La regia di Chiara Sambuchi è impercettibile, lascia spazio ai protagonisti, con i quali sembra integrarsi profondamente, fino a svanire. Infatti, per lei «l’idea di un film documentario nasce sempre da un incontro, da una storia personale, prima ascoltata e osservata, quindi narrata in maniera intima, restando sempre più vicina possibile al protagonista, partecipando a cuore aperto alle sue preoccupazioni, ai suoi sogni e alle sue speranze, guardando il mondo con i suoi occhi».
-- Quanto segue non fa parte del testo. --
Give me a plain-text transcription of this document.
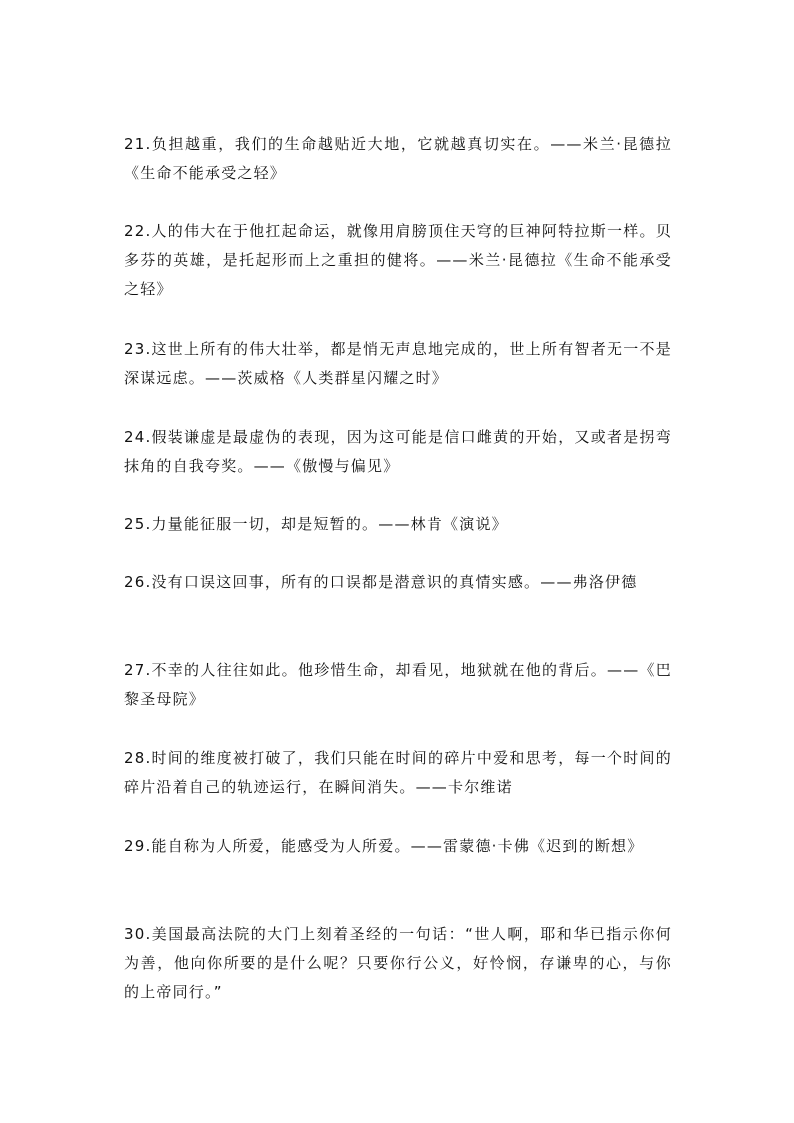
21.负担越重，我们的生命越贴近大地，它就越真切实在。——米兰·昆德拉《生命不能承受之轻》

22.人的伟大在于他扛起命运，就像用肩膀顶住天穹的巨神阿特拉斯一样。贝多芬的英雄，是托起形而上之重担的健将。——米兰·昆德拉《生命不能承受之轻》

23.这世上所有的伟大壮举，都是悄无声息地完成的，世上所有智者无一不是深谋远虑。——茨威格《人类群星闪耀之时》

24.假装谦虚是最虚伪的表现，因为这可能是信口雌黄的开始，又或者是拐弯抹角的自我夸奖。——《傲慢与偏见》

25.力量能征服一切，却是短暂的。——林肯《演说》

26.没有口误这回事，所有的口误都是潜意识的真情实感。——弗洛伊德

27.不幸的人往往如此。他珍惜生命，却看见，地狱就在他的背后。——《巴黎圣母院》

28.时间的维度被打破了，我们只能在时间的碎片中爱和思考，每一个时间的碎片沿着自己的轨迹运行，在瞬间消失。——卡尔维诺

29.能自称为人所爱，能感受为人所爱。——雷蒙德·卡佛《迟到的断想》

30.美国最高法院的大门上刻着圣经的一句话：“世人啊，耶和华已指示你何为善，他向你所要的是什么呢？只要你行公义，好怜悯，存谦卑的心，与你的上帝同行。”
La percezione finale è quella dell’assenza di vincitori e di una dovuta riconciliazione con la natura. «Mi sono chiesta spesso in fase di montaggio se siano i miei protagonisti a contemplare la natura o sia lei a osservare loro. La verità risiede probabilmente in una continua osservazione reciproca (…). Quella che all’inizio del film è un’intuizione vaga diventa nel corso del documentario una certezza inossidabile. La necessità, per salvare noi e il pianeta, di cambiare rotta e modificare radicalmente il corso della filiera dell’acciaio. Subito. Senza compromessi. Su scala globale».